Authors: Sheryl-Ann Simpson*, Carleton University
Topics: Medical and Health Geography, Qualitative Research, Rural Geography
Keywords: health, qualitative methods, rural, water,
Session Type: Paper
Presentation File: No File Uploaded
This meta-review focuses on relationships between health and household-level water quality including drinking water, water used for cooking, bathing and other sanitation uses. The focus is on cases in rural contexts in high-income countries. Specifically the review evaluates the knowledge, perceptions and communication associated with successful of adaptive behaviours that respond to extreme weather events related to climate change.
There is extensive research linking water quality and health at various scales, individual, community and public. Climate change exacerbates these health concerns, for example through associated outcomes such as an increase in extreme weather events including extreme heat, flooding and drought. These weather events may increase the concentration of contaminants, increase or alter run-off patterns, and increase both water sacristy and demand which can impact sanitation uses, and more generally result in stress-related physical and mental illness. The episodic nature of extreme weather events adds additional stressors as weather patterns become more unpredictable.

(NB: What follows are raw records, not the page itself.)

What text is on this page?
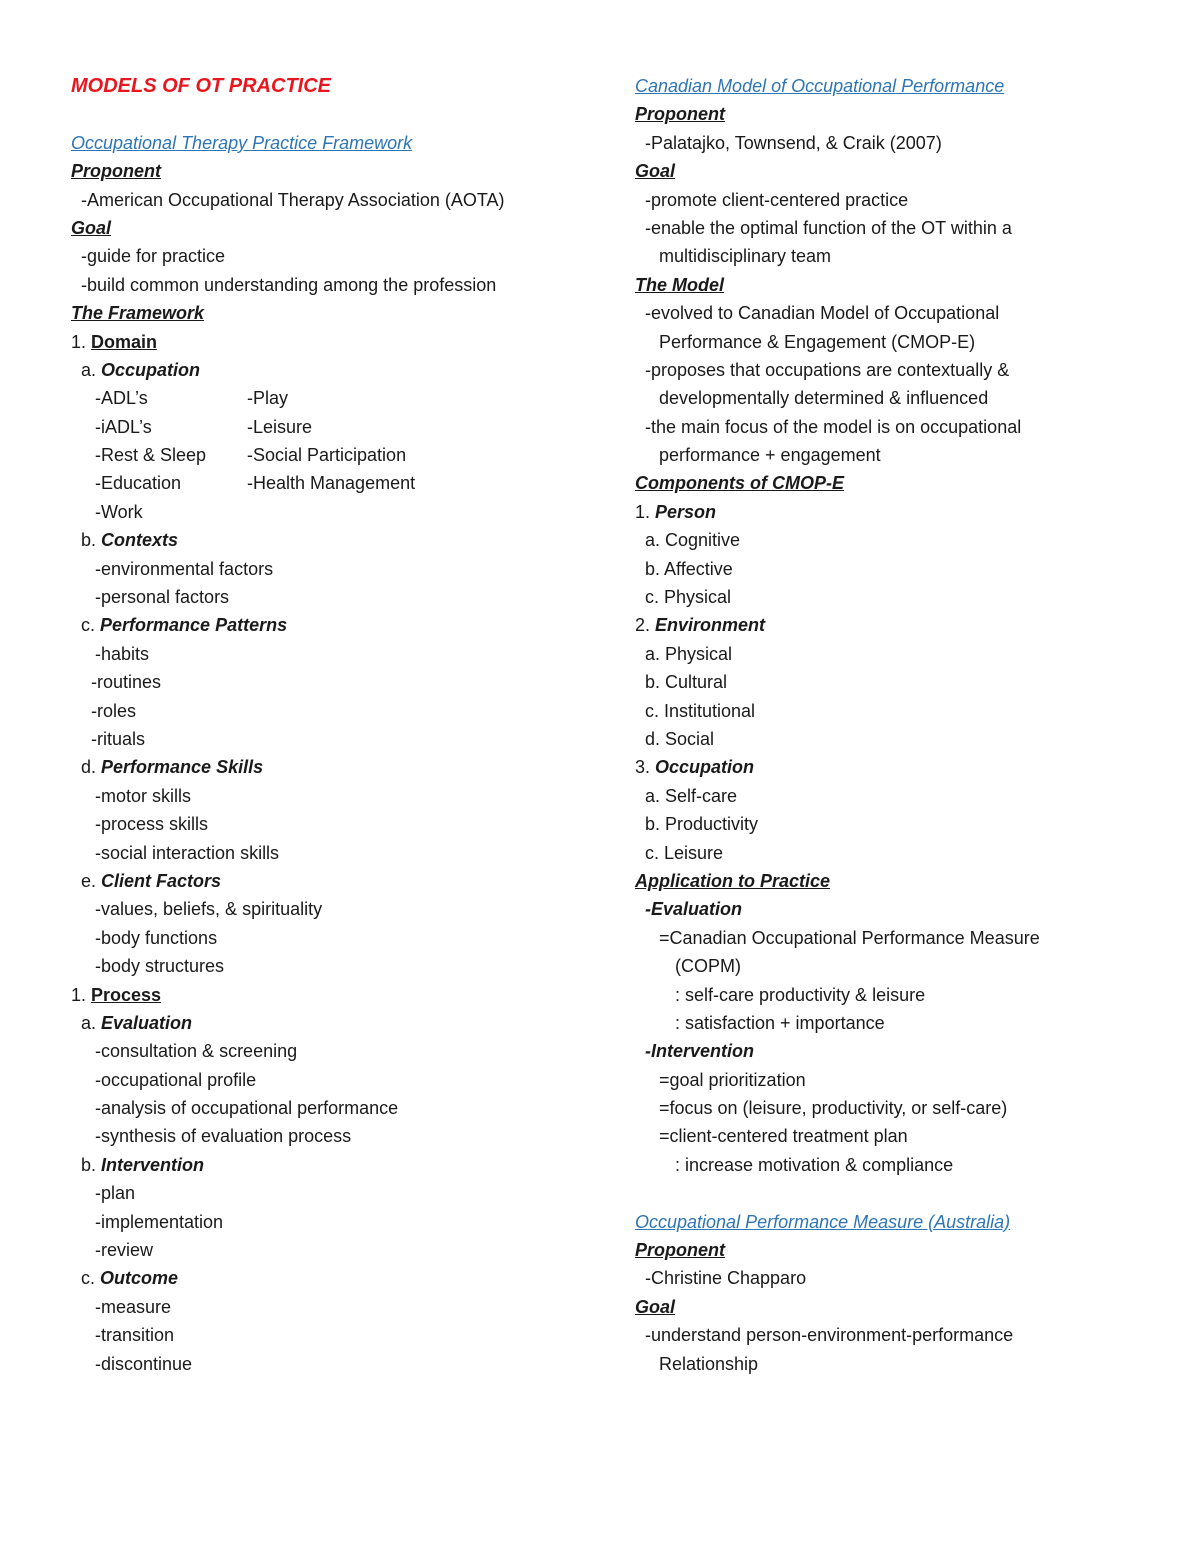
MODELS OF OT PRACTICE
Occupational Therapy Practice Framework
Proponent
-American Occupational Therapy Association (AOTA)
Goal
-guide for practice
-build common understanding among the profession
The Framework
1. Domain
a. Occupation
-ADL’s	-Play
-iADL’s	-Leisure
-Rest & Sleep -Social Participation
-Education	-Health Management
-Work
b. Contexts
-environmental factors
-personal factors
c. Performance Patterns
-habits
-routines
-roles
-rituals
d. Performance Skills
-motor skills
-process skills
-social interaction skills
e. Client Factors
-values, beliefs, & spirituality
-body functions
-body structures
1. Process
a. Evaluation
-consultation & screening
-occupational profile
-analysis of occupational performance
-synthesis of evaluation process
b. Intervention
-plan
-implementation
-review
c. Outcome
-measure
-transition
-discontinue
Canadian Model of Occupational Performance
Proponent
-Palatajko, Townsend, & Craik (2007)
Goal
-promote client-centered practice
-enable the optimal function of the OT within a
multidisciplinary team
The Model
-evolved to Canadian Model of Occupational
Performance & Engagement (CMOP-E)
-proposes that occupations are contextually &
developmentally determined & influenced
-the main focus of the model is on occupational
performance + engagement
Components of CMOP-E
1. Person
a. Cognitive
b. Affective
c. Physical
2. Environment
a. Physical
b. Cultural
c. Institutional
d. Social
3. Occupation
a. Self-care
b. Productivity
c. Leisure
Application to Practice
-Evaluation
=Canadian Occupational Performance Measure
(COPM)
: self-care productivity & leisure
: satisfaction + importance
-Intervention
=goal prioritization
=focus on (leisure, productivity, or self-care)
=client-centered treatment plan
: increase motivation & compliance
Occupational Performance Measure (Australia)
Proponent
-Christine Chapparo
Goal
-understand person-environment-performance
Relationship
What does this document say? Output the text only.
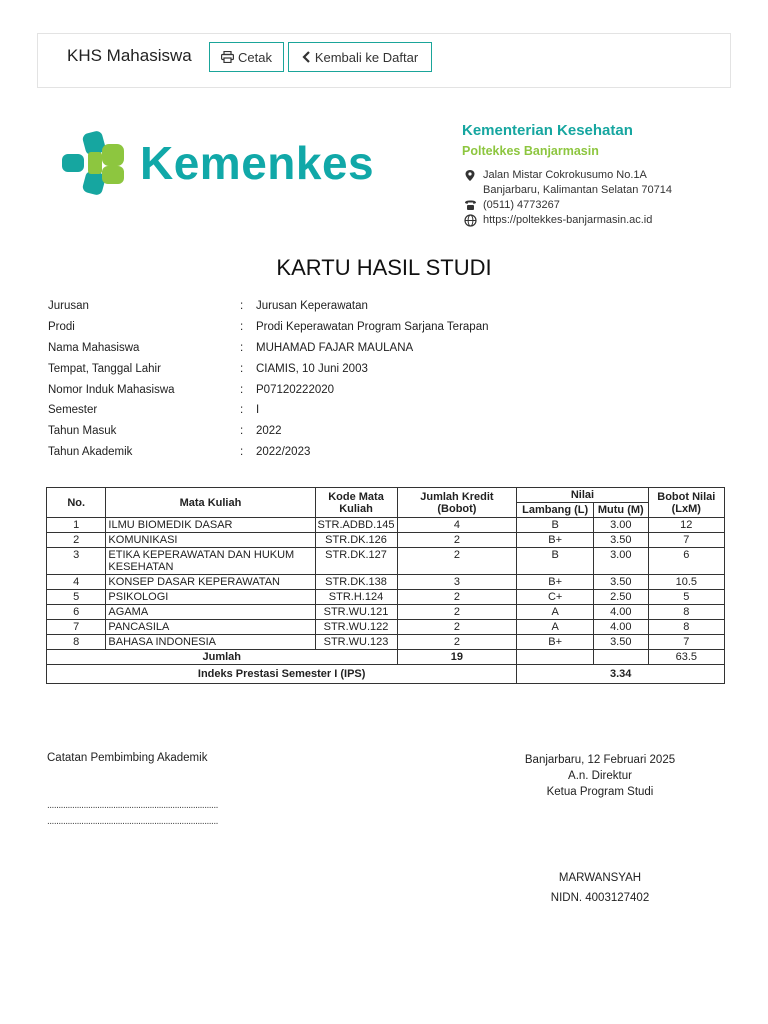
KHS Mahasiswa	Cetak	Kembali ke Daftar
Kemenkes
Kementerian Kesehatan
Poltekkes Banjarmasin
Jalan Mistar Cokrokusumo No.1A
Banjarbaru, Kalimantan Selatan 70714
(0511) 4773267
https://poltekkes-banjarmasin.ac.id
KARTU HASIL STUDI
Jurusan	:	Jurusan Keperawatan
Prodi	:	Prodi Keperawatan Program Sarjana Terapan
Nama Mahasiswa	:	MUHAMAD FAJAR MAULANA
Tempat, Tanggal Lahir	:	CIAMIS, 10 Juni 2003
Nomor Induk Mahasiswa	:	P07120222020
Semester	:	I
Tahun Masuk	:	2022
Tahun Akademik	:	2022/2023
No.	Mata Kuliah	Kode Mata Kuliah	Jumlah Kredit (Bobot)	Nilai		Bobot Nilai (LxM)
				Lambang (L)	Mutu (M)	
1	ILMU BIOMEDIK DASAR	STR.ADBD.145	4	B	3.00	12
2	KOMUNIKASI	STR.DK.126	2	B+	3.50	7
3	ETIKA KEPERAWATAN DAN HUKUM KESEHATAN	STR.DK.127	2	B	3.00	6
4	KONSEP DASAR KEPERAWATAN	STR.DK.138	3	B+	3.50	10.5
5	PSIKOLOGI	STR.H.124	2	C+	2.50	5
6	AGAMA	STR.WU.121	2	A	4.00	8
7	PANCASILA	STR.WU.122	2	A	4.00	8
8	BAHASA INDONESIA	STR.WU.123	2	B+	3.50	7
Jumlah			19			63.5
Indeks Prestasi Semester I (IPS)				3.34		
Catatan Pembimbing Akademik
...........................................................................
...........................................................................
Banjarbaru, 12 Februari 2025
A.n. Direktur
Ketua Program Studi
MARWANSYAH
NIDN. 4003127402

This meta-review focuses on rural contexts because of the particular conditions in rural areas related to health vulnerability related to water quality and climate change. At the same time rural communities often have distinct relationships and understanding of water related to land-dependent work, cultural practices, and even patterns of migration. There is a great deal of diversity in the ways in which members of rural communities relate to and define health, risks associated with climate change and appropriate and feasible adaptive behaviours. A meta-review of case studies provides an opportunity to compare and contrast these perceptions.